The trick that changes everything: color

This is the most common beginner’s mistake, so you might as well get it right right away. To achieve the “two sections interlocking” effect, the color of the separator must match the background of the adjacent section, not that of the section containing it.

Tip

Wavy line at the bottom of a section: set it to the background color of the section below. Wavy line at the top of a section: set it to the background color of the section above. The separator acts as an “overflow” from the adjacent section—hence the illusion of a cutout.

If your sections use the theme’s dynamic colors, be sure to use the same shade: that way, when you change your site’s color palette, the separator will remain consistent with the rest of the design.

Available Styles

WebAcappella Fusion offers eleven shapes, ranging from the most understated to the most striking. Choose one that matches the tone of your site:

  • Waves: Wave and Soft Wave—the versatile option, ideal for a fluid and organic look.
  • Curves: Curve and Asymmetrical Curve — a rounded, elegant, and subtle transition.
  • Angles: Triangle, Asymmetrical Triangle, Slope, and Zigzag—for a more graphic, dynamic, or “tech” style.
  • Decorative: Mountains, Drops, and Clouds — more thematic shapes, to be used sparingly.

Take it further: advanced settings

Once you’ve chosen the shape and color, several options let you fine-tune the result:

  • Height: the vertical extent of the shape. The taller it is, the more pronounced the effect.
  • Width (%) and horizontal position: Enlarge the pattern beyond 100% to show only a portion of the shape, then choose which part is visible (left, center, right).
  • Layers: Overlay up to three copies of the shape, with decreasing opacity, for a nice depth effect.
  • Horizontal/Vertical Flip: Flip the shape’s orientation to vary it from one section to another.
  • Content Overlay: When enabled, the separator is placed on top of the content without adding height to the section; when disabled, the section expands to make room for it.
Warning

On mobile devices, a separator that’s too tall can take up a lot of vertical space.

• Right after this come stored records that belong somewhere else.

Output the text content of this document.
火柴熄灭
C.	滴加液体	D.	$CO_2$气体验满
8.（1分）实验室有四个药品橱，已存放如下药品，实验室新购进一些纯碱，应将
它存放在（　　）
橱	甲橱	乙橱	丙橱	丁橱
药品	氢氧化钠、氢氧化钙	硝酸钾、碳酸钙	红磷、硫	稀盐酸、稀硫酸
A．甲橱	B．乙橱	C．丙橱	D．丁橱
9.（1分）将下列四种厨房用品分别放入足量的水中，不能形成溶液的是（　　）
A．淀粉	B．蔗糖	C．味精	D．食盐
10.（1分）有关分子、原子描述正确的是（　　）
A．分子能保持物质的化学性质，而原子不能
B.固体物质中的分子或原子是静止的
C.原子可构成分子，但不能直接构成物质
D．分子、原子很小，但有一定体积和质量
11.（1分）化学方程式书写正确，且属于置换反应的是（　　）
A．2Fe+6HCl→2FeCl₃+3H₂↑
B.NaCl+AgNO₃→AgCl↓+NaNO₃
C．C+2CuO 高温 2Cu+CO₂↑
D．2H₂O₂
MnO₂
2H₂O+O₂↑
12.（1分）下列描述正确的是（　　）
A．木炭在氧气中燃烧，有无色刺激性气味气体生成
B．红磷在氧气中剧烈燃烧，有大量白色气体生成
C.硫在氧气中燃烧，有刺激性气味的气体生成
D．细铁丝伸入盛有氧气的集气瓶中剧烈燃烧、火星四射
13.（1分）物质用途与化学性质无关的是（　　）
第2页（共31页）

The responsive display setting lets you hide it on small screens: a spectacular separator on a large screen can remain visible on a computer and disappear on a phone, where every pixel counts.

Three tips to avoid overdoing it

  • Stay consistent: one or two shape families across the entire site are enough. Alternating between waves, zigzags, and clouds on the same page muddies the message.
  • Simplicity pays off: a separator should complement the reading experience, not overshadow it. When in doubt, reduce its height.
  • Always check on mobile: preview your pages in phone size before publishing, and hide bulky separators if necessary.

In summary

  • Shape separators are configured in the dedicated tab of the section inspector, at the top and/or bottom.
  • The separator color should match the background of the adjacent section to create a cutout effect.
  • Eleven shapes are available, ranging from a subtle wave to a graphic zigzag, plus settings for height, width, layers, and reversal.
  • Keep the mobile rendering in mind: a separator may be hidden on small screens.
  • It’s all visual—no code required.

Shaped separators are one of those little details that make a site look “professional” without any extra effort. A well-placed wave, the right color, and your pages immediately look more stylish.

Waves, curves, triangles, or clouds: dress up your section transitions in just a few clicks with WebAcappella Fusion, without writing a single line of code.